Dundulis Jason A, Becker Devra B, Govier Daniel P, Marsh Jeffrey L, Kane Alex A
Washington University School of Medicine, St. Louis Children's Hospital, and Cleft Lip/Palate and Craniofacial Deformities Center, Mo. 63110, USA.
Plast Reconstr Surg. 2004 Dec;114(7):1695-703. doi: 10.1097/01.prs.0000142474.25114.cb.

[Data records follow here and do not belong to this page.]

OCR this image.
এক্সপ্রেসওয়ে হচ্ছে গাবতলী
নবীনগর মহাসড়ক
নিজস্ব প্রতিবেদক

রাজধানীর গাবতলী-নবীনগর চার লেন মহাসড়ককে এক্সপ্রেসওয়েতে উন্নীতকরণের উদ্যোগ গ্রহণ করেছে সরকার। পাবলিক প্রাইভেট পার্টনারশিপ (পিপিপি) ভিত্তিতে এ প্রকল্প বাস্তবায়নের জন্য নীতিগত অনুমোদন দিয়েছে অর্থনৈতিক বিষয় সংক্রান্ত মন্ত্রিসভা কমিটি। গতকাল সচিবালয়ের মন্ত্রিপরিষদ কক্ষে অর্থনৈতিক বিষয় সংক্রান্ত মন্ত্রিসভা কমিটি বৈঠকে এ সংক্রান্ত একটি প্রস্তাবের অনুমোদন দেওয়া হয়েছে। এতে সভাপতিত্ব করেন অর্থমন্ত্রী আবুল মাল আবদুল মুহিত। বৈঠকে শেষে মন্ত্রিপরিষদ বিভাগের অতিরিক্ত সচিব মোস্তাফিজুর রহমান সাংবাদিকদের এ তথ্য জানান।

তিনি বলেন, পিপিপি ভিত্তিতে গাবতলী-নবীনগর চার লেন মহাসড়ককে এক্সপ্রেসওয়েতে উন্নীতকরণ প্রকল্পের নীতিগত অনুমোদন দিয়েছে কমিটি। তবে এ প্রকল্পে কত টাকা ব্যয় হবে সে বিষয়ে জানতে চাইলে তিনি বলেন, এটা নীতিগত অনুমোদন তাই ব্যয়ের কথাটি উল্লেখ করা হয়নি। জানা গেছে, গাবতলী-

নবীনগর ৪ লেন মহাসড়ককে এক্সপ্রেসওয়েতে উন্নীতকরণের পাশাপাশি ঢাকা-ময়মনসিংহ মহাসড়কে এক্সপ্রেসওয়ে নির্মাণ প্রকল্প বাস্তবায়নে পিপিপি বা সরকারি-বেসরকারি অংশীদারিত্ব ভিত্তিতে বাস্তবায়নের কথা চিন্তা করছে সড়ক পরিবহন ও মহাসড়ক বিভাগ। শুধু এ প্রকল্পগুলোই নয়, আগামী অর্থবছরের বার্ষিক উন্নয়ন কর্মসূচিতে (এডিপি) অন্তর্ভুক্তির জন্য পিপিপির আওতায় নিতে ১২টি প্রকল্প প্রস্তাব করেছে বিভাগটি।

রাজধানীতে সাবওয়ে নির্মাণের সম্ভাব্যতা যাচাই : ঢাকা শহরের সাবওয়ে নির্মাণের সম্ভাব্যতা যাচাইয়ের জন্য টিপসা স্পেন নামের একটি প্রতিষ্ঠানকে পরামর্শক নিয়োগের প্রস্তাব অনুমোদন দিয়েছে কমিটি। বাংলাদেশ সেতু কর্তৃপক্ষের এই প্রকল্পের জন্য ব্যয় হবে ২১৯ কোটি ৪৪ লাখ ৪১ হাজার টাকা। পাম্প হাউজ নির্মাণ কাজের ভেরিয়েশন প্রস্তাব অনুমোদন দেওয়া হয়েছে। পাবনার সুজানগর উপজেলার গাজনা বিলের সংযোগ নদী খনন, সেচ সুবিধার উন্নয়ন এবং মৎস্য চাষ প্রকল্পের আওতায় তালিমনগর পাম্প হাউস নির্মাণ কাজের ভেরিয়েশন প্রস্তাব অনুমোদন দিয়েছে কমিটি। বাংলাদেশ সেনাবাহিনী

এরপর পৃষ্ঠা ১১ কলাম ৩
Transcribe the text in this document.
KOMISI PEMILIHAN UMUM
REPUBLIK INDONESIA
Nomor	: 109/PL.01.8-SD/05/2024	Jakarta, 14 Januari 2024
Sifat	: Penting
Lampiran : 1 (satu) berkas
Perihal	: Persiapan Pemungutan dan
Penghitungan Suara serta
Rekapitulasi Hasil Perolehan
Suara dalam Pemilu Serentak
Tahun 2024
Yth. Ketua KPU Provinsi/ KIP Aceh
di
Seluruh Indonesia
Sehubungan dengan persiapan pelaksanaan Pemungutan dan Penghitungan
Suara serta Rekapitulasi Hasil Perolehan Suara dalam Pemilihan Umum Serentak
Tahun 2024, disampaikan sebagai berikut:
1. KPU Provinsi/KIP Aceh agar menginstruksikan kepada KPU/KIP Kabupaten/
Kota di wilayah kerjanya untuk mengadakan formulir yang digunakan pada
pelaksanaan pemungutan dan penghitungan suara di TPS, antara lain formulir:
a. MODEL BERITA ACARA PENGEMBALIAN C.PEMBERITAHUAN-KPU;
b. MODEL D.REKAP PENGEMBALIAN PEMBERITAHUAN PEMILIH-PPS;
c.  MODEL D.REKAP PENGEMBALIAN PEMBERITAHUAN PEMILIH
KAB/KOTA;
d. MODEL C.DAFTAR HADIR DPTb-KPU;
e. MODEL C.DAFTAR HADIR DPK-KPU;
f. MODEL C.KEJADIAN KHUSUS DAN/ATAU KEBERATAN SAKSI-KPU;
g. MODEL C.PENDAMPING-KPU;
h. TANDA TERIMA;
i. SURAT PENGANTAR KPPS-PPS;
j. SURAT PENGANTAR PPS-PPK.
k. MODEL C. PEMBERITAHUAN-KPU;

The etiopathology of the clinical entity normally referred to as unilateral coronal synostosis is commonly used to connote unilateral fusion of the frontoparietal suture. However, other sutures in the coronal ring may exhibit synostosis concomitant with or independent from frontoparietal synostosis and give rise to similar clinical phenotypes. This study retrospectively analyzes high-resolution computed tomographic data sets to determine patency of sutures within the coronal ring. Computed tomographic scan digital data from 33 infants who subsequently underwent surgical correction of unilateral coronal synostosis were assessed for sutural patency using Analyze imaging software. The frontosphenoidal suture was subdivided into intraorbital frontosphenoidal and extraorbital frontosphenoidal portions, and the patency of the frontoethmoidal suture was also assessed. Patients were sorted into two groups on the basis of the status of their frontosphenoidal sutures: group 1 had patent frontosphenoidal but synostotic frontoparietal sutures (n = 21) and group 2 had both frontosphenoidal and frontoparietal synostoses. Observer reproducibility was tested. The vertical and horizontal dimensions of the bony orbit and the endocranial base deflection angle were measured with the observer blinded with regard to sutural status group. Frontoethmoidal synostosis was not noted in any patients in either group. Two patients had no frontoparietal suture synostosis with isolated intraorbital frontosphenoidal and extraorbital frontosphenoidal suture closures. Suture diagnosis reproducibility was 99 percent. In group 1, the ipsilateral-to-contralateral vertical orbit dimension ratio averaged 1.11, whereas in group 2 it averaged 1.04 (p < 0.05). The ratio of horizontal orbit measurements was not significantly different between groups. In both groups, the endocranial base was deflected ipsilateral to the synostotic frontoparietal suture, with an average angle of 12 degrees in group 1 and 17 degrees in group 2 (p < 0.005). The extent of synostosis along the coronal sutural ring contributes to the dysmorphology of the orbit and the endocranial base deflection in patients whose clinical phenotypic diagnosis is unilateral coronal synostosis.
通常被称为单侧冠状缝早闭的临床病症的病因病理学,一般用于表示额顶缝的单侧融合。然而,冠状环中的其他缝线可能会出现与额顶缝早闭同时存在或独立存在的缝早闭,并产生相似的临床表型。本研究回顾性分析高分辨率计算机断层扫描数据集,以确定冠状环内缝线的通畅情况。使用Analyze成像软件对33例随后接受单侧冠状缝早闭手术矫正的婴儿的计算机断层扫描数字数据进行缝线通畅性评估。额蝶缝被细分为眶内额蝶部和眶外额蝶部,同时也评估了额筛缝的通畅情况。根据额蝶缝的状态将患者分为两组:第1组额蝶缝通畅但额顶缝早闭(n = 21),第2组额蝶缝和额顶缝均早闭。测试了观察者的可重复性。在观察者对缝线状态分组不知情的情况下,测量骨性眼眶的垂直和水平尺寸以及颅底偏斜角度。两组中均未发现任何患者有额筛缝早闭。两名患者没有额顶缝早闭,仅有孤立的眶内额蝶缝和眶外额蝶缝闭合。缝线诊断的可重复性为99%。在第1组中,同侧与对侧垂直眼眶尺寸比平均为1.11,而在第2组中平均为1.04(p < 0.05)。两组之间水平眼眶测量值的比率没有显著差异。在两组中,颅底均向早闭的额顶缝同侧偏斜,第1组平均角度为12度,第2组为17度(p < 0.005)。对于临床表型诊断为单侧冠状缝早闭的患者,沿冠状缝环的早闭程度会导致眼眶畸形和颅底偏斜。